Recent studies prove the successful use of this spray dryer for a variety of drug delivery applications, such as poorly soluble drugs (e.g., griseofulvin, furosemide), enzymes (e.g., galactosidase), proteins (bovine serum albumin, whey protein), amino acids (e.g., leucine), polysaccharides (e.g., trehalose, lactose), salts, encapsulation of nano-emulsions in polymeric wall materials, as well as materials science applications (e.g., battery-grade lithium carbonate).

The Nano Spray Dryer B-90 makes it possible to produce spray-dried particles in the submicron scale and to create tiny particles of down to only 350–500 nm. In contrast to traditional laboratory-scale spray dryers, it can achieve uniquely high yields of up to 94% for powder amounts down to the milligram scale (e.g., 3.0–500 mg).     

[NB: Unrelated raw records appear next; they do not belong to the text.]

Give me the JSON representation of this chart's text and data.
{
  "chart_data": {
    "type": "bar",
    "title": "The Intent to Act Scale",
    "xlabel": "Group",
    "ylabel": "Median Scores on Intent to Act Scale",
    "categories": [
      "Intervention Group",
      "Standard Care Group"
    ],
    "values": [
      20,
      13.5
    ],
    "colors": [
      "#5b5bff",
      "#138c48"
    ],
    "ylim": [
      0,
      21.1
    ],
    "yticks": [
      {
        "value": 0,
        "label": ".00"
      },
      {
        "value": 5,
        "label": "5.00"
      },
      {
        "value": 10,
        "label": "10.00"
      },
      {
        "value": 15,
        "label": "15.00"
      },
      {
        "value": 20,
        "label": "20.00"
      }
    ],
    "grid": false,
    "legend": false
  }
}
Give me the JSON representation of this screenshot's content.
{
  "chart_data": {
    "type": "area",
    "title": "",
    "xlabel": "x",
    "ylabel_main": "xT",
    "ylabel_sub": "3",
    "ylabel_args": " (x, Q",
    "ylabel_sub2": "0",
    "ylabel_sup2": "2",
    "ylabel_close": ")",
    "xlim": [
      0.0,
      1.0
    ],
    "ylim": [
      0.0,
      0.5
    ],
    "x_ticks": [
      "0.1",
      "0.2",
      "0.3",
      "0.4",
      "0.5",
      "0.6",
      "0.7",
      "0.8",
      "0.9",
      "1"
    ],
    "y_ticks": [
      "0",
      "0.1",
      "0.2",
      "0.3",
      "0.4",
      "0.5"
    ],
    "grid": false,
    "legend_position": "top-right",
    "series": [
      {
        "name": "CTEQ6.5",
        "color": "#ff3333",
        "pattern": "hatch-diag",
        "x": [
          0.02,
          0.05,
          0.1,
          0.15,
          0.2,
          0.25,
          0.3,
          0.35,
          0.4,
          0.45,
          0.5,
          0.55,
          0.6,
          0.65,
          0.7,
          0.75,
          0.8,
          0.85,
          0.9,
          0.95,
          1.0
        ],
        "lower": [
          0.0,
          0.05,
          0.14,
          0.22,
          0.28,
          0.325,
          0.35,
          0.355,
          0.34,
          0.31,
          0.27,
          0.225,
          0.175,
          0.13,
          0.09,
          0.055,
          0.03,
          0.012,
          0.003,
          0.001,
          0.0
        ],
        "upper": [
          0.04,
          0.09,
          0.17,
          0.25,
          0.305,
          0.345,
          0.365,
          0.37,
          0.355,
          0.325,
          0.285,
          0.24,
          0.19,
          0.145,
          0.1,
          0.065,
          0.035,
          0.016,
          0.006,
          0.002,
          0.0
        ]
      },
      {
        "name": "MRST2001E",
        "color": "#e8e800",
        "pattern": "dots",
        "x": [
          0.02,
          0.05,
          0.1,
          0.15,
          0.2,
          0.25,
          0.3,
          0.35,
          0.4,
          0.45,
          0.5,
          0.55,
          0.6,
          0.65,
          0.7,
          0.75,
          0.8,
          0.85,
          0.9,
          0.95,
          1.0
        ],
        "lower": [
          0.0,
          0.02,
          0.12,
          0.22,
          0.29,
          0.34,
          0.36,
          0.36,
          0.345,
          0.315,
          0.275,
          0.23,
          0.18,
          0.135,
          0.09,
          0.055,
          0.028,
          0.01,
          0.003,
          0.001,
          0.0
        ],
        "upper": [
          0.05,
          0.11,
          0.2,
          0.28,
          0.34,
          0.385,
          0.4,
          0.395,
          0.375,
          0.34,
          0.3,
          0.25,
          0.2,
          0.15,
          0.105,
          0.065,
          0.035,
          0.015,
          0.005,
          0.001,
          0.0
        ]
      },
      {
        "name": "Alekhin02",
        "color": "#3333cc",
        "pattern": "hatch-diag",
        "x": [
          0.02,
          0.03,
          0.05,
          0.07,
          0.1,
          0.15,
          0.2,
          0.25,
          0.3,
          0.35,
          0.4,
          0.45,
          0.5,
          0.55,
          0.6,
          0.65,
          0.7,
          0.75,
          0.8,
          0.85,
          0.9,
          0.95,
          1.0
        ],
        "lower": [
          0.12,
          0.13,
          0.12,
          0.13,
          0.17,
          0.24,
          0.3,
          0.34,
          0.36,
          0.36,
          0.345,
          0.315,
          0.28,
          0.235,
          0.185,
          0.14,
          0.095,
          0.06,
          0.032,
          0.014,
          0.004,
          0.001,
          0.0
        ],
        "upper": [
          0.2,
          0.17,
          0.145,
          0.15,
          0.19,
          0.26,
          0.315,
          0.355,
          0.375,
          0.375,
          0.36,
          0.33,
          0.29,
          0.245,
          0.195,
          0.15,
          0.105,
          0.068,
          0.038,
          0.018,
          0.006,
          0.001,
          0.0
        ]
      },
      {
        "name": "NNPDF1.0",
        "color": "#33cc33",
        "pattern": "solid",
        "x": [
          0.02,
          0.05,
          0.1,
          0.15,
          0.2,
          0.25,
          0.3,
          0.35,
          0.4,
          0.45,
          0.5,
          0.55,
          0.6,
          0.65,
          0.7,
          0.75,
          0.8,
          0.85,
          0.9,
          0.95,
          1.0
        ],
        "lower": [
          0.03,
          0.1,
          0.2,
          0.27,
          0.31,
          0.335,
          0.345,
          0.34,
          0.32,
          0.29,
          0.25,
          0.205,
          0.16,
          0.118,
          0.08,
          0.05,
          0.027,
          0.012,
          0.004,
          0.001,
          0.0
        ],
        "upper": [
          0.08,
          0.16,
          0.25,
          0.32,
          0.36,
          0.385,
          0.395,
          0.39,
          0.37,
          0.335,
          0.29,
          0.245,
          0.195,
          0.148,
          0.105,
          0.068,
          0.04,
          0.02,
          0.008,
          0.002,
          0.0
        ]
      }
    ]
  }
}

Three-Dimensional Numerical Investigation of a Mono-Disperse Droplet Spray Dryer: Validation Aspects and Multi-Physics Exploration

Many studies have been carried out on using computational fluid dynamics (CFD) to explore spray-drying phenomena. However, due to the complexity of the drying process in a conventional spray dryer, including the wide droplet size distribution, complicated particle trajectory, and difficulty in taking online measurements, validation of the computational codes or the models remains a challenging task. In this study, experimental conditions employed in a more defined spray-drying condition, published recently on the spray drying of mono-disperse skim milk droplets in a vertical cylindrical chamber, are simulated using ANSYS FLUENT. We have examined the effects of droplet-dispersion patterns on the drying results and found ways to incorporate more practical shrinkage models into the code to make simulations more realistic. Through a comparison with the relevant experimental results on 10～50 wt% skim milk published recently by the same group, we have identified a few areas that urgently need more detailed research. Using the revised sets of codes established here, we simulated skim milk droplets (with a uniform size between 180 μm to 220 μm) spray dried by 90°C to 180°C hot-air streams. The quantitative drying history data predicted by our new model would help ensure better understanding of the system.     

Dairy Milk Particles Made with a Mono-Disperse Droplet Spray Dryer (MDDSD) Investigated for the Effect of Fat

Mono-disperse droplet generation and subsequent drying in a spray-drying chamber, i.e., mono-disperse droplet spray dryer (MDDSD), provides a better-defined “flight experience” for liquid droplets. The related particle formation can be investigated more easily than that in the usual poly-disperse droplet spray dryer (PDDSD). Previously, skim milk, which is of high protein and high lactose content and is one of the two main dairy fluids that are processed into powder form for consumer markets, was subjected to this kind of investigation in Australia. Here, whole milk, which is the other main dairy fluid, has been spray-dried in a MDDSD set-up at Xiamen University (China). Because the initial droplet size is uniform, measurable, and the particle morphology after drying is consistent, it was possible to investigate the initial solids content effect upon shrinkage and inlet air temperature effect upon shrinkage. In contrast to what had been found for skim milk particles, the formation of the fat-containing (whole milk) particles does not follow the perfect shrinkage model as the skim milk does. This work has improved our quantitative understanding of the whole milk drying process. A fundamental analysis invoked with a modified one-dimensional modeling of spray drying has been given that has shown some further insight about the process.